The series diverges. The sloppy reasoning is that $|\sin(n^2)|$ is roughly a random value between $0$ and $1$ with an average greater than or equal to $0.1$ and $\sum_n \frac{0.1}{n}$ certainly diverges.

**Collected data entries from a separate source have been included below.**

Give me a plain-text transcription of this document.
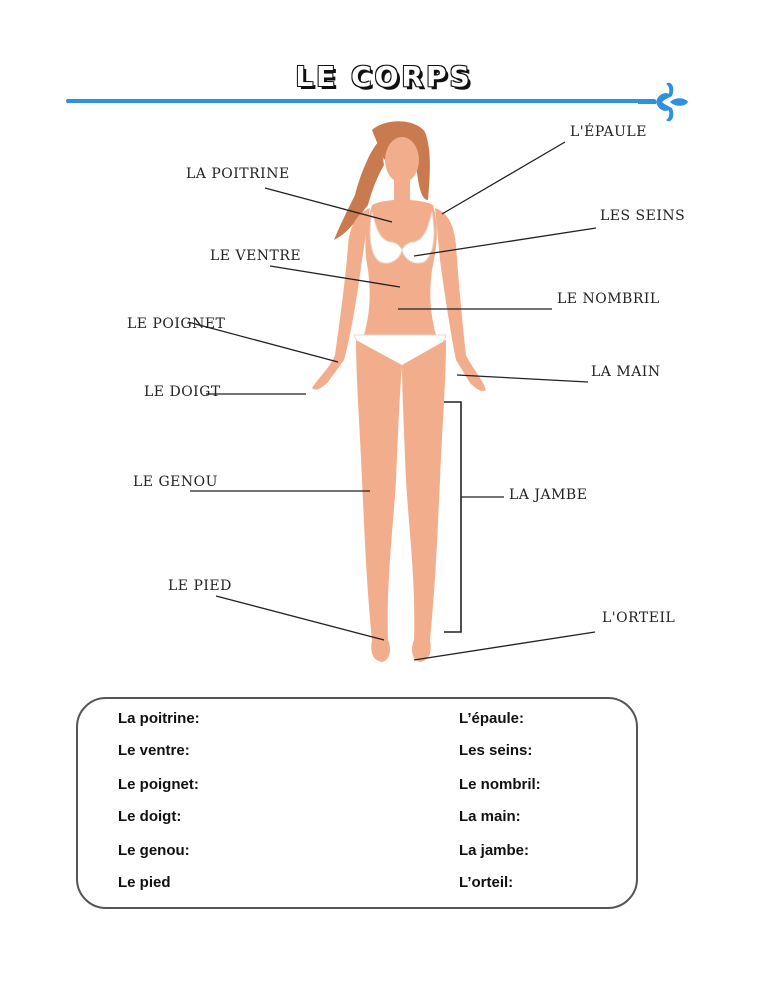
LE CORPS
LA POITRINE
L'ÉPAULE
LES SEINS
LE VENTRE
LE NOMBRIL
LE POIGNET
LA MAIN
LE DOIGT
LE GENOU
LA JAMBE
LE PIED
L'ORTEIL
La poitrine:
Le ventre:
Le poignet:
Le doigt:
Le genou:
Le pied
L’épaule:
Les seins:
Le nombril:
La main:
La jambe:
L’orteil:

To make this more rigorous, as @H.H.Rugh points out in his solution, as $n \to \infty$, $n^2$ is equidistributed mod $\pi$ (using Corollary 6 from here). Thus
$$|\sin(n^2)| > \frac{1}{2} \ \text{ whenever }\ n^2 \text{ mod }\pi \in \left(\frac{\pi}{6},\frac{5\pi}{6}\right)$$
which happens two thirds of the time (asymptotically). Therefore for large enough $N \in \mathbb{Z}$,
$$\sum_{n=N+1}^{2N} \frac{|\sin(n^2)|}{n}> \frac{1}{2N} \sum_{n=N+1}^{2N} |\sin(n^2)| > \frac{1}{2N} \frac{N}{2} \frac{1}{2} = \frac{1}{8}$$
since $|\sin(n^2)| > \frac{1}{2}$ for more than one half of the $n$ in $\{N+1,...,2N\}$
Therefore the series diverges since the tail of the series diverges:
$$\sum_{n=N+1}^{\infty} \frac{|\sin(n^2)|}{n} = \sum_{k=0}^\infty \left(\sum_{n=2^k N+1}^{2^{k+1}N} \frac{|\sin(n^2)|}{n} \right)> \sum_{k=0}^\infty \frac{1}{8} = \infty$$